Expertise & Qualifications
- Emerging markets and capital markets expertise from leadership roles in South African financial institutions and investment businesses.
- Board-relevant skills: financial services, equities leadership, investment committee experience.
- Education: Bachelor of Commerce, University of Natal (Durban).
Equity Ownership
- Beneficial ownership as of April 28, 2025: 73,000 shares; less than 1% of class.
- Beneficial ownership as of April 15, 2024: 73,000 shares; less than 1% of class.
- Unvested director equity: none outstanding as of Dec 31, 2024 for non-employee directors.
- Hedging/pledging policy: Company insider trading policy prohibits hedging/margining/pledging of company securities by insiders, subject to narrow exceptions and prior approval. No pledging or hedging by Catterall is disclosed.
| Metric | 2024 (as of Apr 15) | 2025 (as of Apr 28) |
|---|---|---|
| Shares beneficially owned (#) | 73,000 | 73,000 |
| % of shares outstanding | Less than 1.0% | Less than 1.0% |
| Unvested director equity awards | None | None |
Governance Assessment
- Independence and tenure: Independent since 2019; tenure ~6+ years enhances continuity and institutional memory for an energy infrastructure company.
- Committee roles: Not serving on Audit or Compensation committees; absence from key committees may limit direct influence on oversight levers. Audit and Compensation committees are chaired/manned by other independent directors.
- Attendance: Meets minimum expectations (≥75%); however, directors did not attend the annual meetings in 2023 or 2024, a modest engagement concern.
- Ownership alignment: Holds 73,000 shares; no director equity grants outstanding; alignment primarily via open-market holdings rather than ongoing director equity awards. Company prohibits hedging/pledging—positive alignment safeguard.
- Pay structure: Simple, cash-only retainer; no director equity grants in 2023–2024—reduces dilution and complexity but also limits long-term equity alignment relative to peers that grant RSUs/DSUs to directors.
- Governance environment risks (context, not tied to Catterall personally):
- CEO serves as Chair with no Lead Independent Director; can centralize power.
- Extensive related-party transactions with founder affiliates (aircraft charters, administrative services, historical HQ lease), though none involve Catterall.
- Shareholders’ Agreement provides founder-affiliated entities designation rights for Board seats; potential entrenchment risk, though Board remains majority independent.

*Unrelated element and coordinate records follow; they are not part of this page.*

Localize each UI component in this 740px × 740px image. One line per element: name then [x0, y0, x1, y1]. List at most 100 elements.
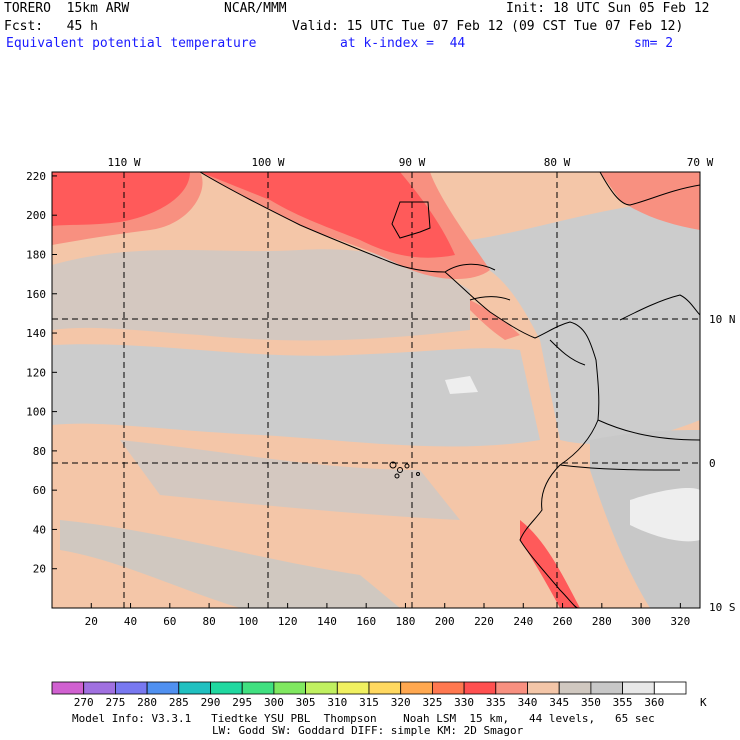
y-tick-label: 120 [26, 366, 46, 379]
colorbar-level: 320 [391, 696, 411, 709]
x-tick-label: 260 [553, 615, 573, 628]
lat-label: 10 S [709, 601, 736, 614]
colorbar-level: 295 [232, 696, 252, 709]
model-title: TORERO 15km ARW [4, 1, 130, 16]
colorbar-swatch [368, 681, 402, 695]
lon-label: 80 W [544, 156, 571, 169]
colorbar-level: 305 [296, 696, 316, 709]
colorbar-level: 270 [74, 696, 94, 709]
lon-label: 110 W [107, 156, 140, 169]
colorbar-swatch [115, 681, 148, 695]
colorbar-swatch [431, 681, 465, 695]
x-tick-label: 180 [396, 615, 416, 628]
colorbar-level: 345 [549, 696, 569, 709]
y-tick-label: 180 [26, 248, 46, 261]
x-tick-label: 80 [202, 615, 215, 628]
level-label: at k-index = 44 [340, 36, 466, 51]
colorbar-level: 290 [201, 696, 221, 709]
colorbar-swatch [210, 681, 243, 695]
y-axis: 20 40 60 80 100 120 140 160 180 200 220 [26, 170, 57, 576]
field-band [52, 249, 470, 341]
y-tick-label: 60 [33, 484, 46, 497]
coastline [619, 294, 700, 321]
y-tick-label: 20 [33, 563, 46, 576]
colorbar-swatch [241, 681, 275, 695]
colorbar-level: 315 [359, 696, 379, 709]
coastline [199, 172, 600, 608]
x-tick-label: 20 [85, 615, 98, 628]
y-tick-label: 160 [26, 288, 46, 301]
colorbar-swatch [146, 681, 180, 695]
colorbar-swatch [51, 681, 85, 695]
init-time: Init: 18 UTC Sun 05 Feb 12 [506, 1, 710, 16]
colorbar-level: 310 [327, 696, 347, 709]
field-warm [470, 300, 520, 340]
coastline [599, 172, 700, 206]
colorbar-swatch [527, 681, 560, 695]
lat-label: 0 [709, 457, 716, 470]
field-name: Equivalent potential temperature [6, 36, 257, 51]
colorbar-level: 280 [137, 696, 157, 709]
org-label: NCAR/MMM [224, 1, 287, 16]
lon-label: 90 W [399, 156, 426, 169]
country-border [444, 263, 700, 471]
colorbar-swatch [400, 681, 433, 695]
lon-label: 100 W [251, 156, 284, 169]
colorbar: 270 275 280 285 290 295 300 305 310 315 320 325 330 3… [51, 681, 707, 709]
x-tick-label: 100 [238, 615, 258, 628]
smoothing-label: sm= 2 [634, 36, 674, 51]
x-tick-label: 60 [163, 615, 176, 628]
colorbar-swatch [590, 681, 624, 695]
field-warm [200, 172, 455, 258]
graticule [52, 172, 700, 608]
y-tick-label: 140 [26, 327, 46, 340]
colorbar-swatch [305, 681, 338, 695]
theta-e-map: 110 W 100 W 90 W 80 W 70 W 10 N 0 10 S 2… [26, 156, 736, 628]
y-tick-label: 80 [33, 445, 46, 458]
field-warm [52, 172, 190, 226]
x-axis: 20 40 60 80 100 120 140 160 180 200 220 240 260 280 30… [85, 603, 690, 628]
colorbar-swatch [178, 681, 211, 695]
colorbar-level: 275 [105, 696, 125, 709]
y-tick-label: 100 [26, 406, 46, 419]
colorbar-swatch [273, 681, 306, 695]
colorbar-swatch [336, 681, 370, 695]
lon-label: 70 W [687, 156, 714, 169]
colorbar-level: 340 [518, 696, 538, 709]
lat-label: 10 N [709, 313, 736, 326]
colorbar-level: 325 [422, 696, 442, 709]
field-warm [600, 172, 700, 230]
colorbar-level: 355 [613, 696, 633, 709]
galapagos-islands [389, 461, 420, 479]
x-tick-label: 40 [124, 615, 137, 628]
x-tick-label: 320 [670, 615, 690, 628]
colorbar-level: 350 [581, 696, 601, 709]
x-tick-label: 120 [278, 615, 298, 628]
colorbar-swatch [83, 681, 116, 695]
x-tick-label: 300 [631, 615, 651, 628]
model-info: Model Info: V3.3.1 Tiedtke YSU PBL Thomp… [72, 712, 655, 725]
colorbar-swatch [558, 681, 592, 695]
field-band [52, 344, 540, 447]
y-tick-label: 40 [33, 523, 46, 536]
x-tick-label: 280 [592, 615, 612, 628]
colorbar-swatch [622, 681, 655, 695]
y-tick-label: 220 [26, 170, 46, 183]
x-tick-label: 140 [317, 615, 337, 628]
map-frame [51, 171, 701, 609]
colorbar-level: 360 [644, 696, 664, 709]
field-band [630, 488, 700, 542]
x-tick-label: 200 [435, 615, 455, 628]
x-tick-label: 220 [474, 615, 494, 628]
x-tick-label: 160 [356, 615, 376, 628]
field-band [60, 520, 400, 608]
country-border [391, 201, 431, 239]
y-tick-label: 200 [26, 209, 46, 222]
forecast-hour: Fcst: 45 h [4, 19, 98, 34]
colorbar-swatch [463, 681, 497, 695]
physics-info: LW: Godd SW: Goddard DIFF: simple KM: 2D… [212, 724, 524, 737]
colorbar-swatch [495, 681, 528, 695]
colorbar-level: 335 [486, 696, 506, 709]
field-band [445, 376, 478, 394]
field-band [470, 200, 700, 444]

- Shareholder feedback: 2024 say-on-pay passed with ~99.5% approval, indicating strong investor support for compensation practices; subsequent establishment of an independent Compensation Committee in late 2024 is positive.
RED FLAGS to monitor: lack of Lead Independent Director; founder-affiliate related-party transactions (not involving Catterall but relevant to overall governance posture); continued absence from annual meeting attendance (engagement optics); concentration of designation rights via the Shareholders’ Agreement.